In the Sept. 7 episode of “You’re the Worst,” Edgar, played by Desmin Borges, has some words of wisdom for a fellow military veteran who’s also a homeless panhandler. “Between you and me,” he says, “civvies feel super guilty around us veterans, so they’ve trained themselves to ignore us.” It’s one of many ways in which the FXX series, which started its third season on Aug. 31, is bucking a small and surprising truth: In a television era that is more diverse and inclusive than ever, the veteran struggles to be seen onscreen.
It’s a bit puzzling. Uniformed public servants are all over television, as are professionals that deal with cases of life and death. But while military personnel — a politically significant and quintessentially American constituency — are fixtures of the random fight sequence, when it comes to digging deeper into the personal experience and the aftershocks of combat, television is often silent.
Showrunner Stephen Falk has hinted that the new season of “You’re the Worst” will pay closer attention to Edgar’s difficult post-combat journey, examining how the stress of war led him to a heroin addiction and near-homelessness.

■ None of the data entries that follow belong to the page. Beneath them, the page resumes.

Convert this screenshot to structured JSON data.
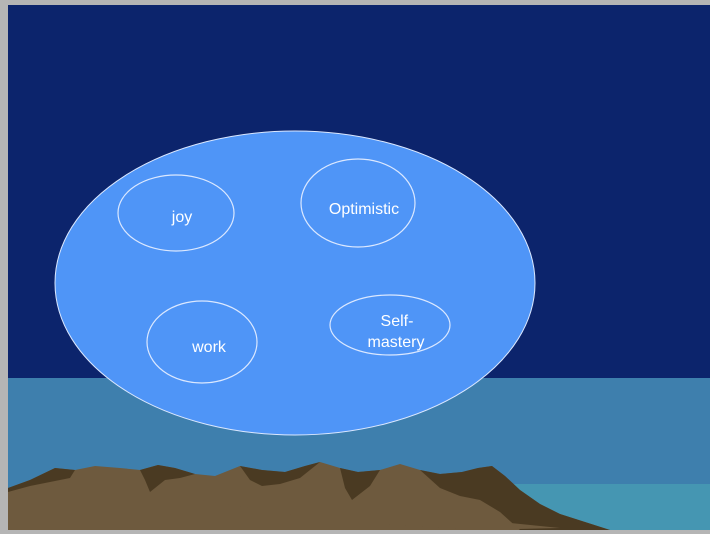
{
  "colors": {
    "frame": "#b5b5b5",
    "sky": "#0c246c",
    "sea": "#3e7fad",
    "sea_light": "#4596b2",
    "mountain": "#6e5a3e",
    "mountain_shadow": "#4a3a22",
    "main_ellipse_fill": "#4f95f7",
    "ellipse_stroke": "#dbe8ff",
    "label_text": "#ffffff"
  },
  "diagram": {
    "bubbles": [
      {
        "id": "joy",
        "lines": [
          "joy"
        ]
      },
      {
        "id": "optimistic",
        "lines": [
          "Optimistic"
        ]
      },
      {
        "id": "work",
        "lines": [
          "work"
        ]
      },
      {
        "id": "self-mastery",
        "lines": [
          "Self-",
          "mastery"
        ]
      }
    ]
  }
}
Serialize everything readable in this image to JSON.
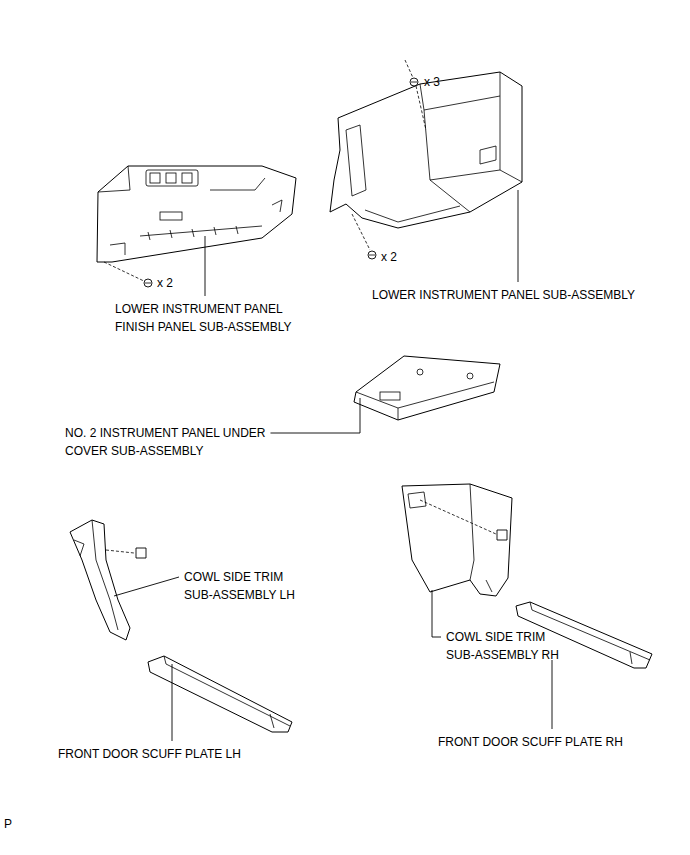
{
  "diagram": {
    "labels": [
      "x 3",
      "x 2",
      "x 2",
      "LOWER INSTRUMENT PANEL FINISH PANEL SUB-ASSEMBLY",
      "LOWER INSTRUMENT PANEL SUB-ASSEMBLY",
      "NO. 2 INSTRUMENT PANEL UNDER COVER SUB-ASSEMBLY",
      "COWL SIDE TRIM SUB-ASSEMBLY LH",
      "COWL SIDE TRIM SUB-ASSEMBLY RH",
      "FRONT DOOR SCUFF PLATE LH",
      "FRONT DOOR SCUFF PLATE RH",
      "P"
    ]
  }
}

At this point in the story, Edgar’s been clean for a few years, but the trauma is still lurking at the edges of his consciousness.
To be fair, it’s understandable that such stories are not seen on TV with regularity. War is not only a terrible, difficult thing to portray, it’s also a highly political topic. Saving lives and solving crimes — the subjects of so many other TV shows — can be controversial; military exercises, by nature, are always controversial. And veterans are reminders of a political reality that many find unsavory — engaging with them means engaging with ugly truths about war and its consequences for individual people. Today, the story of a soldier can touch upon class, rape culture, and psychology — difficult territory, to be sure, but important.

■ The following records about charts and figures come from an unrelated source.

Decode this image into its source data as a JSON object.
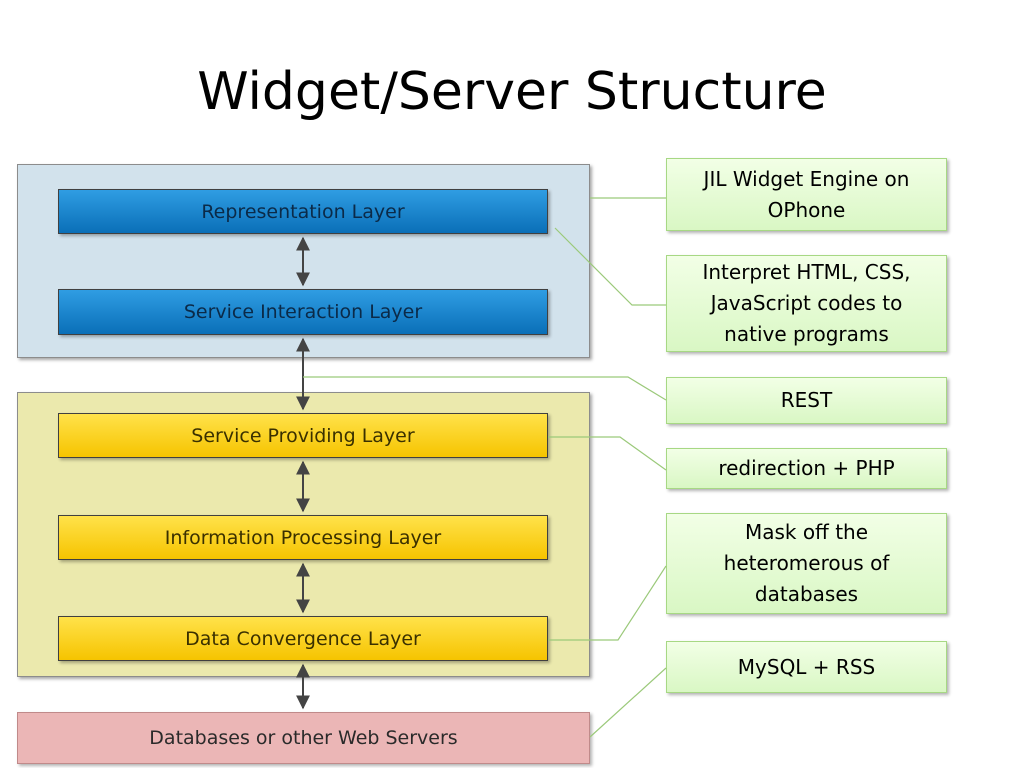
{
  "title": "Widget/Server Structure",
  "colors": {
    "client_group_bg": "#d2e2ec",
    "server_group_bg": "#ebe9ad",
    "layer_blue": "#1a80cc",
    "layer_yellow": "#ffd21a",
    "layer_pink": "#ebb6b6",
    "note_green": "#e4fbd4",
    "connector_line": "#9bc97a",
    "arrow": "#444444"
  },
  "layers": {
    "representation": "Representation Layer",
    "service_interaction": "Service Interaction Layer",
    "service_providing": "Service Providing Layer",
    "information_processing": "Information Processing Layer",
    "data_convergence": "Data Convergence Layer",
    "databases": "Databases or other Web Servers"
  },
  "notes": {
    "jil_engine": [
      "JIL Widget Engine on",
      "OPhone"
    ],
    "interpret": [
      "Interpret HTML, CSS,",
      "JavaScript codes to",
      "native programs"
    ],
    "rest": [
      "REST"
    ],
    "redirection": [
      "redirection + PHP"
    ],
    "mask_off": [
      "Mask off the",
      "heteromerous of",
      "databases"
    ],
    "mysql": [
      "MySQL + RSS"
    ]
  }
}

There are exceptions, of course. “Homeland” is probably the closest analogue the War on Terror has to “MASH,” the iconic Korean War show that tackled Americans’ misgivings about Vietnam. Although the Showtime show continues to play with questions of global relevance, none of its more recent storytelling has been as brilliant or as vital as the first season’s dissection of marine Nick Brody, the archetypal American hero who returns home after years in captivity.
|“Veterans are reminders of a political reality that many find unsavory.”|
“CSI: NY” and “NCIS” have done one-off storylines about veterans with post-traumatic stress disorder. “The Good Wife,” also on CBS, did a few episodes about the bureaucratic entanglement around military operators of unmanned drones. But these are limited stories in both scope and character. Chris Marvin, who founded the veterans’ organization Got Your 6, told The New York Times he preferred the portrayal of a veteran in “The Mindy Project” (played by Seth Rogen) to the PTSD narrative in “CSI: NY” — he said Rogen’s character wasn’t a “broken hero” who is defined by his experience of war. Shondaland, too, has waded into these waters, with the combat PTSD storyline of Owen Hunt (Kevin McKidd), the trauma
surgeon who had an on-again, off-again love affair with Cristina Yang (Sandra Oh) over five seasons of “Grey’s Anatomy.”

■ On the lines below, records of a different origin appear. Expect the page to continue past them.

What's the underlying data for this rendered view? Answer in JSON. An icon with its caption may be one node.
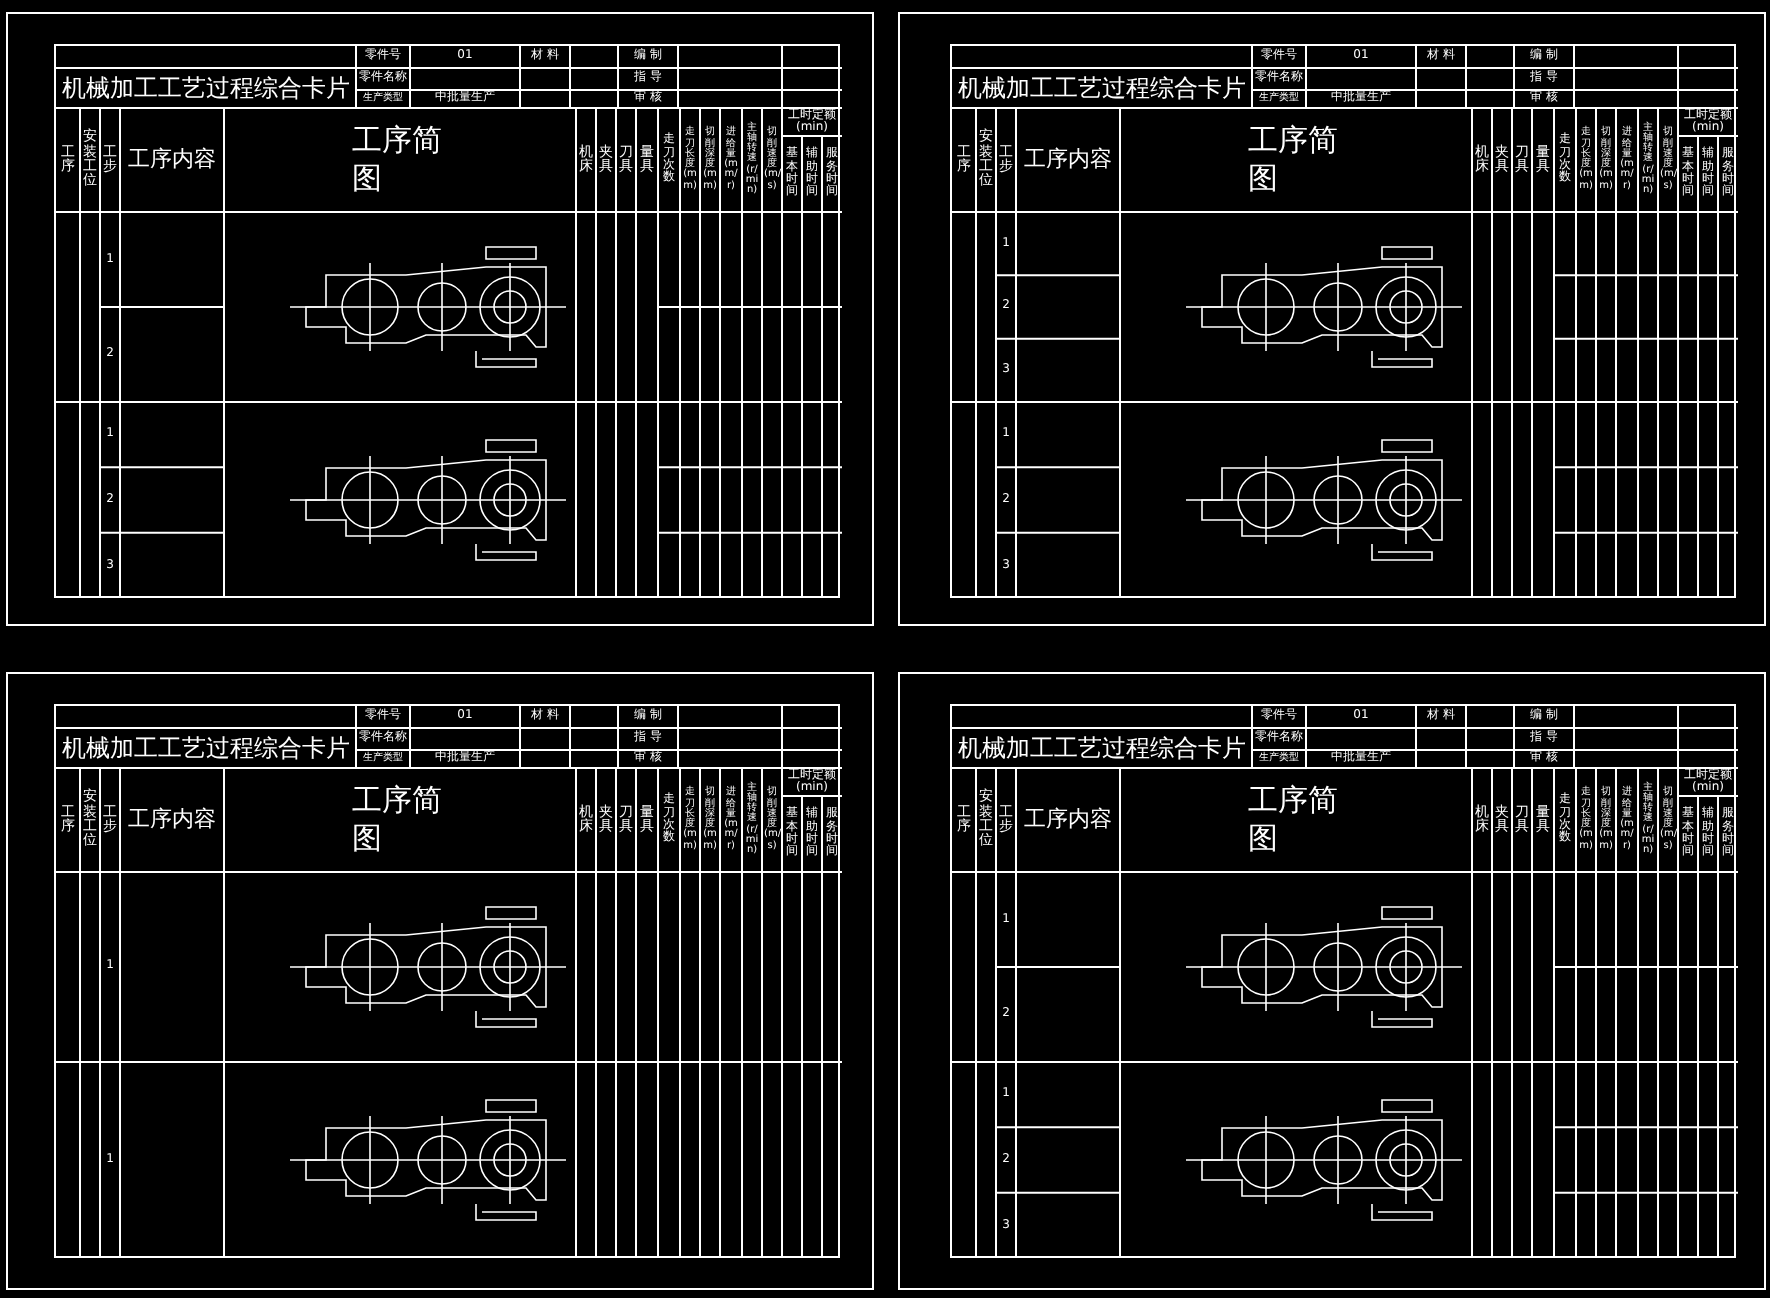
{
  "diagram": {
    "nodes": [
      {
        "text": [
          "机械加工工艺过程综合卡片",
          "零件号",
          "01",
          "材 料",
          "编 制",
          "零件名称",
          "指 导",
          "生产类型",
          "中批量生产",
          "审 核",
          "工序",
          "安装工位",
          "工步",
          "工序内容",
          "工序简图",
          "机床",
          "夹具",
          "刀具",
          "量具",
          "走刀次数",
          "走刀长度(mm)",
          "切削深度(mm)",
          "进给量(mm/r)",
          "主轴转速(r/min)",
          "切削速度(m/s)",
          "工时定额(min)",
          "基本时间",
          "辅助时间",
          "服务时间",
          "1",
          "2",
          "1",
          "2",
          "3"
        ]
      },
      {
        "text": [
          "机械加工工艺过程综合卡片",
          "零件号",
          "01",
          "材 料",
          "编 制",
          "零件名称",
          "指 导",
          "生产类型",
          "中批量生产",
          "审 核",
          "工序",
          "安装工位",
          "工步",
          "工序内容",
          "工序简图",
          "机床",
          "夹具",
          "刀具",
          "量具",
          "走刀次数",
          "走刀长度(mm)",
          "切削深度(mm)",
          "进给量(mm/r)",
          "主轴转速(r/min)",
          "切削速度(m/s)",
          "工时定额(min)",
          "基本时间",
          "辅助时间",
          "服务时间",
          "1",
          "2",
          "3",
          "1",
          "2",
          "3"
        ]
      },
      {
        "text": [
          "机械加工工艺过程综合卡片",
          "零件号",
          "01",
          "材 料",
          "编 制",
          "零件名称",
          "指 导",
          "生产类型",
          "中批量生产",
          "审 核",
          "工序",
          "安装工位",
          "工步",
          "工序内容",
          "工序简图",
          "机床",
          "夹具",
          "刀具",
          "量具",
          "走刀次数",
          "走刀长度(mm)",
          "切削深度(mm)",
          "进给量(mm/r)",
          "主轴转速(r/min)",
          "切削速度(m/s)",
          "工时定额(min)",
          "基本时间",
          "辅助时间",
          "服务时间",
          "1",
          "1"
        ]
      },
      {
        "text": [
          "机械加工工艺过程综合卡片",
          "零件号",
          "01",
          "材 料",
          "编 制",
          "零件名称",
          "指 导",
          "生产类型",
          "中批量生产",
          "审 核",
          "工序",
          "安装工位",
          "工步",
          "工序内容",
          "工序简图",
          "机床",
          "夹具",
          "刀具",
          "量具",
          "走刀次数",
          "走刀长度(mm)",
          "切削深度(mm)",
          "进给量(mm/r)",
          "主轴转速(r/min)",
          "切削速度(m/s)",
          "工时定额(min)",
          "基本时间",
          "辅助时间",
          "服务时间",
          "1",
          "2",
          "1",
          "2",
          "3"
        ]
      }
    ]
  }
}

Though they aren’t about current wars, some of TV’s most complex narratives about soldiers are in period pieces like “Peaky Blinders” and “Outlander,” which take more creative interest in the interiority of their characters than the average procedural. “Game of Thrones,” a fantasy that merely looks like the past, is far more invested in the aftermath and well-being of its battle-scarred heroes than are most modern-day depictions of the military.
More recently, the 2014 one-season wonder “Enlisted” took a comedic perspective on the difficulties returning soldiers have with reintegration, astutely observing that many of them are in line to be redeployed. In the episode “Vets,” Pete, played by Geoff Stults, chooses to attend a soldiers’ support group after meeting a trio of Korean War veterans who are still carrying around their damage. The implication is both that he doesn’t want to be like those older veterans, and that he’s probably going to have more to talk about as his military career goes on.
“You’re the Worst” is a very different kind of comedy. Unlike “Enlisted,” its humor is dark as night, and sometimes more painful than funny. The show’s great strength is that it is unafraid of messiness and complication — quite at odds with the cut-and-dry structure of procedurals and the pretty period fantasies that have featured combat trauma.
Unlike “Homeland,” “You’re the Worst” is primarily invested in telling the human story, not the global story. Its characters would probably be the first to tell you that they do not give a [expletive] about the wars overseas. It will be fascinating to see how Edgar’s story evolves this season, as it prepares to join the slim collection of veterans’ stories on television.